The number of drug-overdose deaths jumped 68% this past year, going from 146 deaths in 2020 to 245 deaths in 2021, according to preliminary data cited in the Alaska Department of Health and Social Services announcement.
“This increase continues to be driven primarily by fentanyl, a very powerful opioid often found in counterfeit pills and a variety of illicit drugs, with six out of every 10 drug overdose deaths in Alaska involving fentanyl,” Dr. Anne Zink, Alaska’s chief medical officer, said in the statement.
And fentanyl certainly is present in Ketchikan. Since late December, at least nine individuals have been arrested in the Ketchikan area and charged in cases involving pills suspected to contain fentanyl, in addition to other drugs.
Discussions at the Ketchikan City Council and Ketchikan Gateway Borough have noted drug overdose deaths occurring in Ketchikan. Those conversations have been focused on understanding the scope of the issue locally, what resources exist to help the community’s response, and finding ways that the community can work further to address the multi-faceted situation.
One thing is clear. This is not unique to Ketchikan.
The state announcement noted “sharp surges” in drug overdose deaths being reported nationwide.
Here in this state, “It’s important to share this data broadly because while this deadly trend has become known in communities and regions like Mat-Su, Ketchikan and the Yukon-Kuskokwim Delta, it’s a danger in every Alaska community,” Zink said.
Perhaps a sign of the current impact of this high-potency substance is having on our communities is that the DHSS announcement wasn’t about enforcement or long-term treatment measures — it simply was about keeping people alive.
“We can save lives by ensuring you are only taking medications prescribed for you, seeking treatment if you are using illicit drugs, and for every Alaskan — but especially those at risk and their friends and family — carrying naloxone which can reverse an opioid overdose and provide a chance of recovery,” Zink said. “Fentanyl test strips are another important tool; they test for the presence of fentanyl in a pill or substance and are free and available here in Alaska.”
The announcement encouraged people to have Naloxone — a nasal spray that blocks the effects of opioids — in the home and to know how to use it.

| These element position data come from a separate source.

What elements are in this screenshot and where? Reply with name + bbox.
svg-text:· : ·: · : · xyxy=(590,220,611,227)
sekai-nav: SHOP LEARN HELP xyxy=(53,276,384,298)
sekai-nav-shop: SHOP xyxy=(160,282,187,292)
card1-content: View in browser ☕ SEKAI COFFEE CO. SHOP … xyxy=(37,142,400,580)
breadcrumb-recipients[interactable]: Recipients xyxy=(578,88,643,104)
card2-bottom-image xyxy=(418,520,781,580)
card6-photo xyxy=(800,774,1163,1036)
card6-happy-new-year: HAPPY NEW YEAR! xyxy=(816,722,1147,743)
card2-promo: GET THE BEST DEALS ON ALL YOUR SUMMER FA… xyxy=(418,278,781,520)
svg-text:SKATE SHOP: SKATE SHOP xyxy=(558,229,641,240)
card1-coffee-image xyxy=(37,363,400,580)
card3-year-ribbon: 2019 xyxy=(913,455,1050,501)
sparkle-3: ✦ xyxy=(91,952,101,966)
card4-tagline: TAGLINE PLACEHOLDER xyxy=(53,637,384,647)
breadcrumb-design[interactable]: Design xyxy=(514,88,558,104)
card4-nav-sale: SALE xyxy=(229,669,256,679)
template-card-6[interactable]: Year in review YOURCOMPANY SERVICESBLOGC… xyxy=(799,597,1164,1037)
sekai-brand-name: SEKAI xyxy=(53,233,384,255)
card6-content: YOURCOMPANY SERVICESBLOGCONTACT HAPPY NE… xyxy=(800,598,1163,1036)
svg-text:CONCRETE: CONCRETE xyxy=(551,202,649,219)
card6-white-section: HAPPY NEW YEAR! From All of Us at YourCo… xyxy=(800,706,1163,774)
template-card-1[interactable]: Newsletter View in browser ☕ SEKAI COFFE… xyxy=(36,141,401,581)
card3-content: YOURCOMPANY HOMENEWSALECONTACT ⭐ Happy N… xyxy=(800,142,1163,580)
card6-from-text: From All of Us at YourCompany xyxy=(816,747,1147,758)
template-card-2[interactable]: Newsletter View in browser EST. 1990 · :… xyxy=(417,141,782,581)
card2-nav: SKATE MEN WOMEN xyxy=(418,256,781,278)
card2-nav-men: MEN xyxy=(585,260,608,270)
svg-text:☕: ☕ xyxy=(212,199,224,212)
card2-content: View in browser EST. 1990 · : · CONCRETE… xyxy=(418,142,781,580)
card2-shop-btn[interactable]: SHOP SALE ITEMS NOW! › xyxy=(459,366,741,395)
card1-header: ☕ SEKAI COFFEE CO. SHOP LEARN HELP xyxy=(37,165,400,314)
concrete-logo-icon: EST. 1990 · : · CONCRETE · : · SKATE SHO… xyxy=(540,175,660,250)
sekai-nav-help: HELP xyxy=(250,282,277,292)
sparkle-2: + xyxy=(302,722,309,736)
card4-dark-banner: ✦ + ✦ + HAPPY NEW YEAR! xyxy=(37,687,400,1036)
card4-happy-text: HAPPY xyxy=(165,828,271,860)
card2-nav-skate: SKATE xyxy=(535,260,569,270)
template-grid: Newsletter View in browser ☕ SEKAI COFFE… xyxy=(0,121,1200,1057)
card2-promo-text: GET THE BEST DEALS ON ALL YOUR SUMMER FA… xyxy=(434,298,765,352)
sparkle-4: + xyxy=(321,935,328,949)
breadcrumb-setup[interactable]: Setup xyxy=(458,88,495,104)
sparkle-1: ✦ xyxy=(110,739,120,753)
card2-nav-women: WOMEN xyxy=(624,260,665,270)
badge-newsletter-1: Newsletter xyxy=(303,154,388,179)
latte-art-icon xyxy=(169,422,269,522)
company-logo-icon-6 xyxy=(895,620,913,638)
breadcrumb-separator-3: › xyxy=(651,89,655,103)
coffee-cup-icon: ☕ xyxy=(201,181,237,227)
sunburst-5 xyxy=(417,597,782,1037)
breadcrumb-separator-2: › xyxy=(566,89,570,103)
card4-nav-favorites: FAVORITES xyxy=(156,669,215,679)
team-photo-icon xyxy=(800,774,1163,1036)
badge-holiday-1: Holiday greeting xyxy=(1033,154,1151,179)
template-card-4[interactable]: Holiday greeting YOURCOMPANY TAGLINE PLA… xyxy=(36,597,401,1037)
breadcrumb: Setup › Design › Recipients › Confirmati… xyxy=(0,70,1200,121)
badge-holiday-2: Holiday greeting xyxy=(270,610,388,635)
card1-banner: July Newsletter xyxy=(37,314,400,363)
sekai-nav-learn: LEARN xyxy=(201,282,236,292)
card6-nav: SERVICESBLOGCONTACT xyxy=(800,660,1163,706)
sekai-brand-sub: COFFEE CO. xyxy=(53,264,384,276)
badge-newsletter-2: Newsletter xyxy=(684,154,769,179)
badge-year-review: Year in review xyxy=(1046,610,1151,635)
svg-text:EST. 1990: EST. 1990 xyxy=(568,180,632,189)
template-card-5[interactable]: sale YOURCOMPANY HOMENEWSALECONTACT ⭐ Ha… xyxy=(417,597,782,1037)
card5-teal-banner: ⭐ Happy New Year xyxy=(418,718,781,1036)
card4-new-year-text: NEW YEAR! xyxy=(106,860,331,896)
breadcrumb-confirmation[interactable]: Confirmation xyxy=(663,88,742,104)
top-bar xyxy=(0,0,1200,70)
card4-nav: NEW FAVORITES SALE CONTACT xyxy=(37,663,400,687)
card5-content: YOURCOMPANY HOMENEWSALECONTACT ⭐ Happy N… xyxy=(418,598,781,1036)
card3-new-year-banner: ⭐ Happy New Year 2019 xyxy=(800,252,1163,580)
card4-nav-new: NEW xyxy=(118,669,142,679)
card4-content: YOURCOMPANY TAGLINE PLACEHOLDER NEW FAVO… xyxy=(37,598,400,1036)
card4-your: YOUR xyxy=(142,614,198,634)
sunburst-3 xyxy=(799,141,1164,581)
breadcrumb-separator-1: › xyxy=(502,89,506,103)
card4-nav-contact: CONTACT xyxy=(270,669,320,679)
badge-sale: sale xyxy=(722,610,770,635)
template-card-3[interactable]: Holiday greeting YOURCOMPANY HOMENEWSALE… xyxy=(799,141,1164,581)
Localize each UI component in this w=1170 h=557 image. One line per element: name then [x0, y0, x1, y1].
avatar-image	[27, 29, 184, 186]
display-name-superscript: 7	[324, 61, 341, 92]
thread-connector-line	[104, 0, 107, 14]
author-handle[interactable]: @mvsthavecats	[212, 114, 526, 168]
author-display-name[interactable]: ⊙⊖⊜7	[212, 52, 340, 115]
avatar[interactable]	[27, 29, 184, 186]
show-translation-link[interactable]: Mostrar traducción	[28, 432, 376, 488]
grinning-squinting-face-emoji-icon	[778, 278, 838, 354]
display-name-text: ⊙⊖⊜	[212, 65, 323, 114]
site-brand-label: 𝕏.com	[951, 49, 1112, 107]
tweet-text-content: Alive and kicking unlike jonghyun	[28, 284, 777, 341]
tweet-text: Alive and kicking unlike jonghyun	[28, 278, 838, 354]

DHSS has scheduled a public training Zoom webinar on how to administer Nalaxone and test for fentanyl from noon to 1 p.m. on Thursday. (People can attend the webinar by phone at (408) 638-0968, webinar ID 88169558455#). More information, including how to obtain free opioid response kits from the DHSS Project Hope, is available on the DHSS opioid information website at opioids.alaska.gov.
Given the situation, we appreciate that DHSS is providing information and resources to help curtail the loss of life from drug overdoses. We also appreciate the local community’s efforts toward addressing aspects of the drug situation, and for law enforcement’s efforts to curtail the flow of illegal substances into and through the community.
It’s humbling to comprehend the power of this illicit drug, and to know that there aren’t simple solutions. But, responses are occurring. Building with knowledge, understanding and perseverance, we make our way, one step at a time.